The minister said it would be part of ‘an orderly and methodical restructuring process at SAA’, and government will no longer be able to meddle.
In a statement on Thursday, Public Enterprises Minister outlined the plan for struggling national airline SAA’s business rescue.
Gordhan said the board had adopted a resolution to place the company into business rescue, which had been supported by government.
“This is the optimal mechanism to restore confidence in SAA and to safeguard the good assets of SAA and help to restructure and reposition the entity into one that is stronger, more sustainable and able to grow and attract an equity partner.
“Our desire is that the restructured airline will mark the beginning of a new era in South African aviation and must be able to bring in millions more tourists into SA; help create more jobs in tourism and related sectors of the economy and work with other African airlines to underpin and service the integration of African markets and improve dramatically intra-African trade and travel.
“It is also important that the reliance on government finances be reduced as soon as possible and to minimise disruption to SAA services, customers, staff and other stakeholders.”
He said that business rescue was a well-defined process that would allow SAA to continue operating in an orderly and safe manner and keep its planes and passengers flying under the direction of a business rescue practitioner.
During the process it is hoped that the following will come about, in Gordhan’s words:
- Existing lenders to SAA will provide R2 billion as post-commencement finance (PCF) guaranteed by government and repayable out of future budget appropriations in order for the business rescue process to commence and to enable SAA to continue to operate.

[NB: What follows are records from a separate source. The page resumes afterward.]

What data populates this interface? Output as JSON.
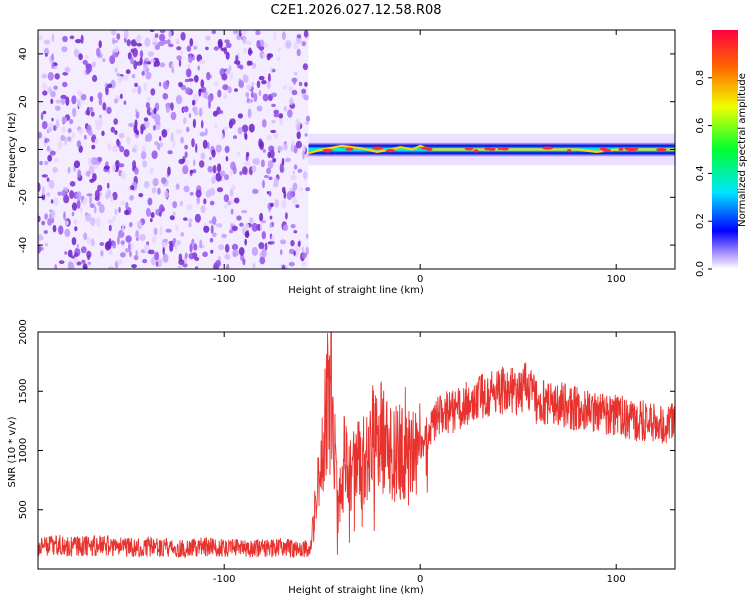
{
  "title": "C2E1.2026.027.12.58.R08",
  "colors": {
    "snr_line": "#e8322e",
    "spectrogram_noise": "#7a2fd0"
  },
  "chart_data": [
    {
      "type": "heatmap",
      "xlabel": "Height of straight line (km)",
      "ylabel": "Frequency (Hz)",
      "xlim": [
        -195,
        130
      ],
      "ylim": [
        -50,
        50
      ],
      "x_ticks": [
        -100,
        0,
        100
      ],
      "y_ticks": [
        -40,
        -20,
        0,
        20,
        40
      ],
      "grid": false,
      "colorscale": "rainbow",
      "colorbar": {
        "label": "Normalized spectral amplitude",
        "range": [
          0,
          1
        ],
        "ticks": [
          0.0,
          0.2,
          0.4,
          0.6,
          0.8
        ]
      },
      "noise_region_x": [
        -195,
        -57
      ],
      "signal_band": {
        "x_range": [
          -57,
          130
        ],
        "center_hz": 0,
        "halfwidth_hz": 3,
        "ridge": [
          [
            -57,
            -1.5
          ],
          [
            -50,
            0
          ],
          [
            -40,
            1.5
          ],
          [
            -30,
            0.5
          ],
          [
            -22,
            -1
          ],
          [
            -15,
            0
          ],
          [
            -10,
            1
          ],
          [
            -4,
            0
          ],
          [
            0,
            1.5
          ],
          [
            5,
            0
          ],
          [
            50,
            0
          ],
          [
            80,
            0
          ],
          [
            90,
            -1
          ],
          [
            100,
            0
          ],
          [
            130,
            0
          ]
        ]
      }
    },
    {
      "type": "line",
      "xlabel": "Height of straight line (km)",
      "ylabel": "SNR (10 * v/v)",
      "xlim": [
        -195,
        130
      ],
      "ylim": [
        0,
        2000
      ],
      "x_ticks": [
        -100,
        0,
        100
      ],
      "y_ticks": [
        500,
        1000,
        1500,
        2000
      ],
      "grid": false,
      "series": [
        {
          "x": [
            -195,
            -185,
            -175,
            -160,
            -150,
            -140,
            -130,
            -120,
            -110,
            -100,
            -90,
            -80,
            -70,
            -60,
            -56,
            -52,
            -48,
            -46,
            -45,
            -42,
            -38,
            -35,
            -30,
            -25,
            -22,
            -20,
            -15,
            -10,
            -5,
            0,
            5,
            10,
            20,
            30,
            40,
            50,
            55,
            60,
            70,
            80,
            90,
            100,
            110,
            120,
            125,
            130
          ],
          "y": [
            180,
            200,
            190,
            200,
            180,
            190,
            180,
            170,
            190,
            180,
            170,
            175,
            180,
            160,
            180,
            700,
            1300,
            1950,
            1400,
            500,
            1000,
            800,
            900,
            1100,
            1000,
            1150,
            950,
            1050,
            900,
            1000,
            1200,
            1300,
            1350,
            1450,
            1500,
            1500,
            1550,
            1400,
            1400,
            1350,
            1300,
            1300,
            1250,
            1250,
            1200,
            1250
          ]
        }
      ]
    }
  ]
}
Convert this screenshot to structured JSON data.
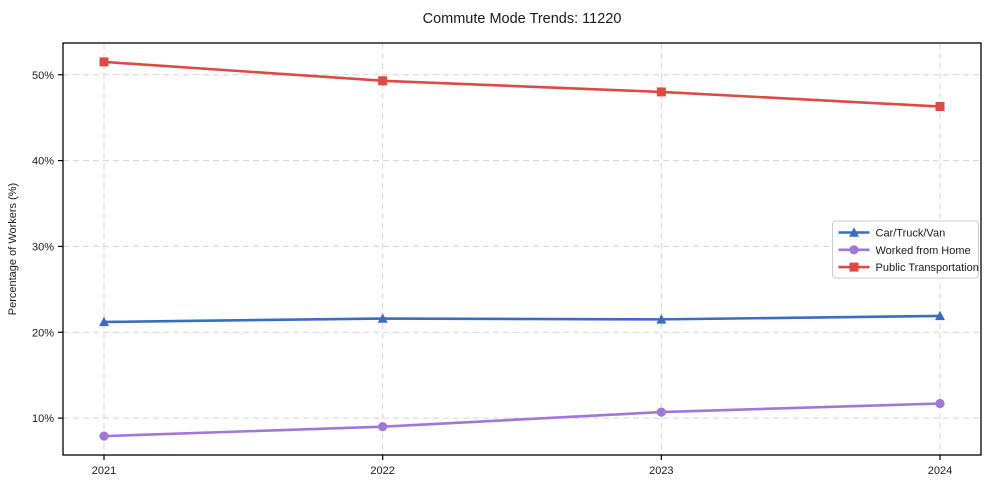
{
  "figure": {
    "title": "Commute Mode Trends: 11220",
    "background_color": "#ffffff"
  },
  "chart_data": {
    "type": "line",
    "title": "Commute Mode Trends: 11220",
    "xlabel": "",
    "ylabel": "Percentage of Workers (%)",
    "categories": [
      "2021",
      "2022",
      "2023",
      "2024"
    ],
    "series": [
      {
        "name": "Car/Truck/Van",
        "color": "#3a6cc4",
        "marker": "triangle",
        "values": [
          21.2,
          21.6,
          21.5,
          21.9
        ]
      },
      {
        "name": "Worked from Home",
        "color": "#a077d8",
        "marker": "circle",
        "values": [
          7.9,
          9.0,
          10.7,
          11.7
        ]
      },
      {
        "name": "Public Transportation",
        "color": "#dc4a43",
        "marker": "square",
        "values": [
          51.5,
          49.3,
          48.0,
          46.3
        ]
      }
    ],
    "yticks": [
      10,
      20,
      30,
      40,
      50
    ],
    "ytick_labels": [
      "10%",
      "20%",
      "30%",
      "40%",
      "50%"
    ],
    "ylim": [
      5.7,
      53.7
    ],
    "grid": true,
    "grid_style": "dashed",
    "legend": {
      "position": "center-right",
      "entries": [
        "Car/Truck/Van",
        "Worked from Home",
        "Public Transportation"
      ]
    },
    "colors": {
      "grid": "#d4d4d4",
      "axis": "#000000",
      "text": "#1a1a1a",
      "legend_border": "#cccccc",
      "legend_background": "#ffffff"
    }
  }
}
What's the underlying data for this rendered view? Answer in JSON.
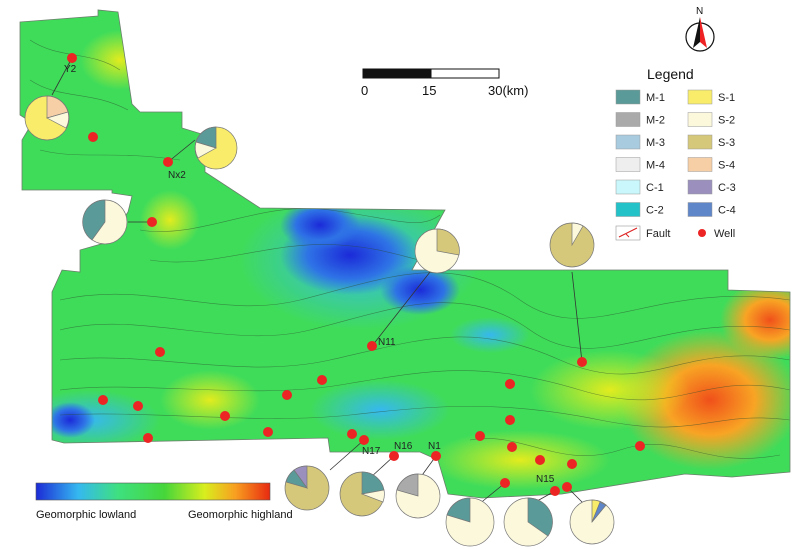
{
  "north": {
    "label": "N"
  },
  "scalebar": {
    "ticks": [
      "0",
      "15",
      "30(km)"
    ]
  },
  "legend": {
    "title": "Legend",
    "items": [
      {
        "code": "M-1",
        "color": "#5a9a98"
      },
      {
        "code": "S-1",
        "color": "#f8ec6a"
      },
      {
        "code": "M-2",
        "color": "#aaaaaa"
      },
      {
        "code": "S-2",
        "color": "#fcf8dc"
      },
      {
        "code": "M-3",
        "color": "#a9cbe0"
      },
      {
        "code": "S-3",
        "color": "#d6c87a"
      },
      {
        "code": "M-4",
        "color": "#eeeeee"
      },
      {
        "code": "S-4",
        "color": "#f7cfa6"
      },
      {
        "code": "C-1",
        "color": "#c9f7fb"
      },
      {
        "code": "C-3",
        "color": "#9b8fbe"
      },
      {
        "code": "C-2",
        "color": "#23c2c9"
      },
      {
        "code": "C-4",
        "color": "#5e86c8"
      }
    ],
    "fault_label": "Fault",
    "well_label": "Well"
  },
  "gradient": {
    "low_label": "Geomorphic lowland",
    "high_label": "Geomorphic highland"
  },
  "well_labels": [
    "Y2",
    "Nx2",
    "N11",
    "N17",
    "N16",
    "N1",
    "N15"
  ]
}
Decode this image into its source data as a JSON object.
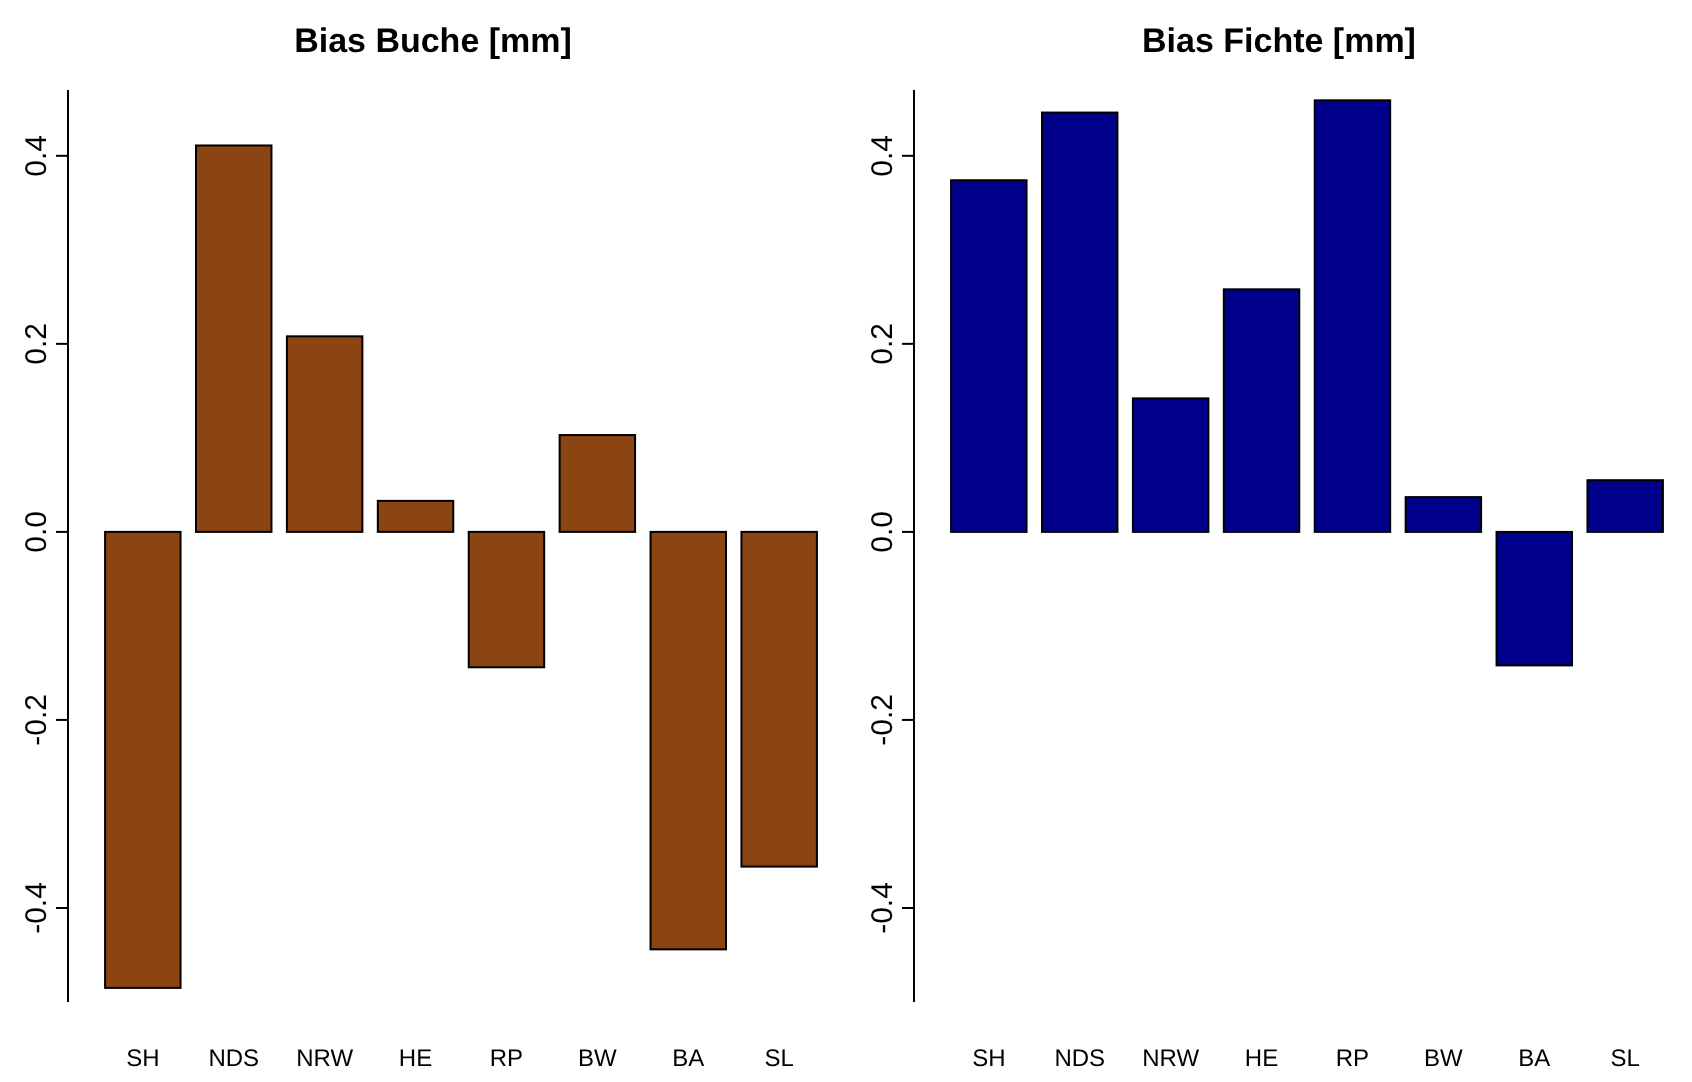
{
  "chart_data": [
    {
      "type": "bar",
      "title": "Bias Buche [mm]",
      "categories": [
        "SH",
        "NDS",
        "NRW",
        "HE",
        "RP",
        "BW",
        "BA",
        "SL"
      ],
      "values": [
        -0.485,
        0.411,
        0.208,
        0.033,
        -0.144,
        0.103,
        -0.444,
        -0.356
      ],
      "color": "#8b4513",
      "ylim": [
        -0.5,
        0.47
      ],
      "yticks": [
        {
          "value": -0.4,
          "label": "-0.4"
        },
        {
          "value": -0.2,
          "label": "-0.2"
        },
        {
          "value": 0,
          "label": "0.0"
        },
        {
          "value": 0.2,
          "label": "0.2"
        },
        {
          "value": 0.4,
          "label": "0.4"
        }
      ]
    },
    {
      "type": "bar",
      "title": "Bias Fichte [mm]",
      "categories": [
        "SH",
        "NDS",
        "NRW",
        "HE",
        "RP",
        "BW",
        "BA",
        "SL"
      ],
      "values": [
        0.374,
        0.446,
        0.142,
        0.258,
        0.459,
        0.037,
        -0.142,
        0.055
      ],
      "color": "#00008b",
      "ylim": [
        -0.5,
        0.47
      ],
      "yticks": [
        {
          "value": -0.4,
          "label": "-0.4"
        },
        {
          "value": -0.2,
          "label": "-0.2"
        },
        {
          "value": 0,
          "label": "0.0"
        },
        {
          "value": 0.2,
          "label": "0.2"
        },
        {
          "value": 0.4,
          "label": "0.4"
        }
      ]
    }
  ]
}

- Government, though National Treasury, will provide an additional R2 billion of PCF in a fiscally neutral manner.
- The prevention of a disorderly collapse of the airline, with a negative impact on passengers, suppliers and other partners in the aviation sector in SA.
- The full recovery of capital and interest on existing debt provided to SAA by existing lenders that is the subject of existing government guarantees will not be impacted by business rescue.
- It will provide an opportunity to critically review the cost structure of the airline, while simultaneously attempting to retain as many jobs as possible. This reality was clearly understood in the recent wage negotiation process between the unions and the company.
- This approach also provides a structured opportunity to reorganise the state aviation assets in a way in which they are better positioned to be sustainable and attractive to an investment partner.
“It must be clear that this is not a bailout. This is the provision of financial assistance in order to facilitate a radical restructure of the airline.”
He said a business rescue practitioner would be chosen to take charge of the business and perform the function of operating the airline with the assistance of management. The practitioner would also undertake such rationalisations as were necessary.
This means that government, as the shareholder, will not be able to interfere any more.
“This set of actions should provide confidence to customers of SAA to continue to use the airline because there will not be any unplanned stoppages of flights or cancellation of flights without proper notice should that be necessary.
“The Department of Public Enterprise will also meet on an urgent basis with the business rescue practitioner, all the unions concerned and other stakeholders, in order to create a positive set of relationships and processes, which will ensure that there is a collective approach and optimal consensus on the direction of this company.
“We thank the South African Public, customers and suppliers of SAA for their understanding and patience during this difficult time.
“This initiative demonstrates that government will undertake the necessary bold steps in order to reposition its assets in such a way that they do not continue to depend on the fiscus and thereby burden taxpayers.”
He said the legal documentation was in the course of finalisation.